Method: We design and implement the first deep-optimized, high-performance vector retrieval system tailored for the Kunpeng 920 platform. Our approach integrates hardware-aware SIMD acceleration, data prefetching, index structure reorganization, early termination, and vector quantization to fully exploit the chip’s many-core architecture and high memory bandwidth.

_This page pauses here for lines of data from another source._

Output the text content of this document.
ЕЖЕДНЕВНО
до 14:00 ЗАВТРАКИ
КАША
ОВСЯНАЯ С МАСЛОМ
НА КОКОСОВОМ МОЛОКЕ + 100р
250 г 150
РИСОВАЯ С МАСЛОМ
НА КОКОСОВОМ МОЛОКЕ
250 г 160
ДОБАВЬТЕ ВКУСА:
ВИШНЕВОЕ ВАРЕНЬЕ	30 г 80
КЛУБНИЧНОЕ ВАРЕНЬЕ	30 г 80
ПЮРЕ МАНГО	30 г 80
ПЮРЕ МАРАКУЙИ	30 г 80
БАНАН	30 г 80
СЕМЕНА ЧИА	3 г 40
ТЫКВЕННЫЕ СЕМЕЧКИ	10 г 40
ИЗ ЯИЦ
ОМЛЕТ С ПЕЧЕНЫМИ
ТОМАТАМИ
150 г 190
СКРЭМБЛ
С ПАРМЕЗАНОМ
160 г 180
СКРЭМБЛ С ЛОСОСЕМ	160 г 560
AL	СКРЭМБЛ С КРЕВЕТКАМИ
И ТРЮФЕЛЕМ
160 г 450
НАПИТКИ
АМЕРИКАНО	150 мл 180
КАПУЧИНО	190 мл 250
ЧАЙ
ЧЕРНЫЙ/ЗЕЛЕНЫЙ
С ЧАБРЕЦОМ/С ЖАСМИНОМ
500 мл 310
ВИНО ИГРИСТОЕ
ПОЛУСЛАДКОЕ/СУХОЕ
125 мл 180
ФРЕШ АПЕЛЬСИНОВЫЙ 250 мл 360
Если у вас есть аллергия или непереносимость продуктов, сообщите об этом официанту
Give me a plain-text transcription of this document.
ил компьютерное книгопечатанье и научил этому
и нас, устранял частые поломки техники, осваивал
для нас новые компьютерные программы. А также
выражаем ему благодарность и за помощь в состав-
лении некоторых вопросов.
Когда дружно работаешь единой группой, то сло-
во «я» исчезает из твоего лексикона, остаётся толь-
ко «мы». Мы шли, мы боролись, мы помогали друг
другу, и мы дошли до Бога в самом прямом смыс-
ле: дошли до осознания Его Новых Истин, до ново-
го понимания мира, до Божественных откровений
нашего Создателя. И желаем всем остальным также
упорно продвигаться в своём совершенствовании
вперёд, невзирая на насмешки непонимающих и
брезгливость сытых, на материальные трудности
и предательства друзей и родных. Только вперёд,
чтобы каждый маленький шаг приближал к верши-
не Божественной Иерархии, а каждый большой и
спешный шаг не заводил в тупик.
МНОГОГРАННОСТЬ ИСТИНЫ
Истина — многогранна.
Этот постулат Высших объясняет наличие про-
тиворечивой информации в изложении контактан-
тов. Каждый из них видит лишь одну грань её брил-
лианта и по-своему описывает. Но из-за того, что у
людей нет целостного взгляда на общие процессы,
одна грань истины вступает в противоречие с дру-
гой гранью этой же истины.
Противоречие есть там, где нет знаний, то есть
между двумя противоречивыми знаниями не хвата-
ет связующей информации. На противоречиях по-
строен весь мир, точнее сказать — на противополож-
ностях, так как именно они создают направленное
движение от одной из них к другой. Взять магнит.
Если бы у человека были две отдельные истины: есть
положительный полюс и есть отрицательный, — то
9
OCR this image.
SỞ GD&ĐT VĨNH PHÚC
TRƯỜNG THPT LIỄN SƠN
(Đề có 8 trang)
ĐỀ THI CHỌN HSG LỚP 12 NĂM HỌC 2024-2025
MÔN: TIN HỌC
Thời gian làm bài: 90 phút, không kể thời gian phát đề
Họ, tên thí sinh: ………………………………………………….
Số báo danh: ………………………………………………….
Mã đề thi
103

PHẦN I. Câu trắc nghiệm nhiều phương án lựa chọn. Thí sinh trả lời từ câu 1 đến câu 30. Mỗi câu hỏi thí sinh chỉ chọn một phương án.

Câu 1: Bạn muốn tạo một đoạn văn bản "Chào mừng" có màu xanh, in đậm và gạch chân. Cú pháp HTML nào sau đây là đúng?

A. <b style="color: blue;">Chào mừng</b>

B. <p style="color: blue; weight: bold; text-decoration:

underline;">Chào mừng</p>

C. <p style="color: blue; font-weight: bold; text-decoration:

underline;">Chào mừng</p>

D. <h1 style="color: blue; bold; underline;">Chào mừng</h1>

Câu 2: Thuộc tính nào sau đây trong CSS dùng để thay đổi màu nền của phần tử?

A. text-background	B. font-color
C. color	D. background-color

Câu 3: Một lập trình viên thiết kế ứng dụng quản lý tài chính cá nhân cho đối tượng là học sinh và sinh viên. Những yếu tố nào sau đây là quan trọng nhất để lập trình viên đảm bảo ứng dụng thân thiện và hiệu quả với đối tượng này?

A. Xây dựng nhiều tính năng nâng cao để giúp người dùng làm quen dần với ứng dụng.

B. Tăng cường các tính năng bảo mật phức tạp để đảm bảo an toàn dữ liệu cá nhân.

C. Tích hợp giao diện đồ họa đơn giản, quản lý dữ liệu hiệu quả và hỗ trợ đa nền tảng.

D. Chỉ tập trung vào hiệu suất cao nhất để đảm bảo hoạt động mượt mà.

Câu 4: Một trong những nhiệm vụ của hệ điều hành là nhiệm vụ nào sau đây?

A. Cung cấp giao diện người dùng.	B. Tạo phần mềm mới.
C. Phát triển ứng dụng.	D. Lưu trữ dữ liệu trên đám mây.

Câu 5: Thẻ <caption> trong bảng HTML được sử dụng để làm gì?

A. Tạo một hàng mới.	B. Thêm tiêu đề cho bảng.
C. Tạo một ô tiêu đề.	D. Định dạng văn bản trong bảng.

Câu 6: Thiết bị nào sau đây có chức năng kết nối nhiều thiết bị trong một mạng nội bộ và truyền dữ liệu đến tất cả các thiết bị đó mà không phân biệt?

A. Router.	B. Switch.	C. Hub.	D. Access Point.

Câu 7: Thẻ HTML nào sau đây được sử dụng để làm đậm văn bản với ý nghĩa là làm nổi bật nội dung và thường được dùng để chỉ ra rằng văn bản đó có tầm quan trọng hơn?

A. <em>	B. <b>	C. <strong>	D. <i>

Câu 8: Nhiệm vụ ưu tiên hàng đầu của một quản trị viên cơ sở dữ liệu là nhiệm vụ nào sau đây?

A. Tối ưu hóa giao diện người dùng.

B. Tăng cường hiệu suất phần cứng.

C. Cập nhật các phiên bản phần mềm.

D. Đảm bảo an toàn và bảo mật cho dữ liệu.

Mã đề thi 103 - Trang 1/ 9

Contribution/Results: Compared to mainstream x86-based solutions (e.g., Faiss, DiskANN), our system achieves over 2× higher query throughput and supports tens of millions of queries per day. It has been deployed in multiple internal and external production services, demonstrating—for the first time—the competitiveness and engineering viability of ARM-based servers in large-scale vector search workloads.
📝 Abstract
Vector search, which returns the vectors most similar to a given query vector from a large vector dataset, underlies many important applications such as search, recommendation, and LLMs. To be economic, vector search needs to be efficient to reduce the resources required by a given query workload. However, existing vector search libraries (e.g., Faiss and DiskANN) are optimized for x86 CPU architectures (i.e., Intel and AMD CPUs) while Huawei Kunpeng CPUs are based on the ARM architecture and competitive in compute power. In this paper, we present KBest as a vector search library tailored for the latest Kunpeng 920 CPUs. To be efficient, KBest incorporates extensive hardware-aware and algorithmic optimizations, which include single-instruction-multiple-data (SIMD) accelerated distance computation, data prefetch, index refinement, early termination, and vector quantization. Experiment results show that KBest outperforms SOTA vector search libraries running on x86 CPUs, and our optimizations can improve the query throughput by over 2x. Currently, KBest serves applications from both our internal business and external enterprise clients with tens of millions of queries on a daily basis.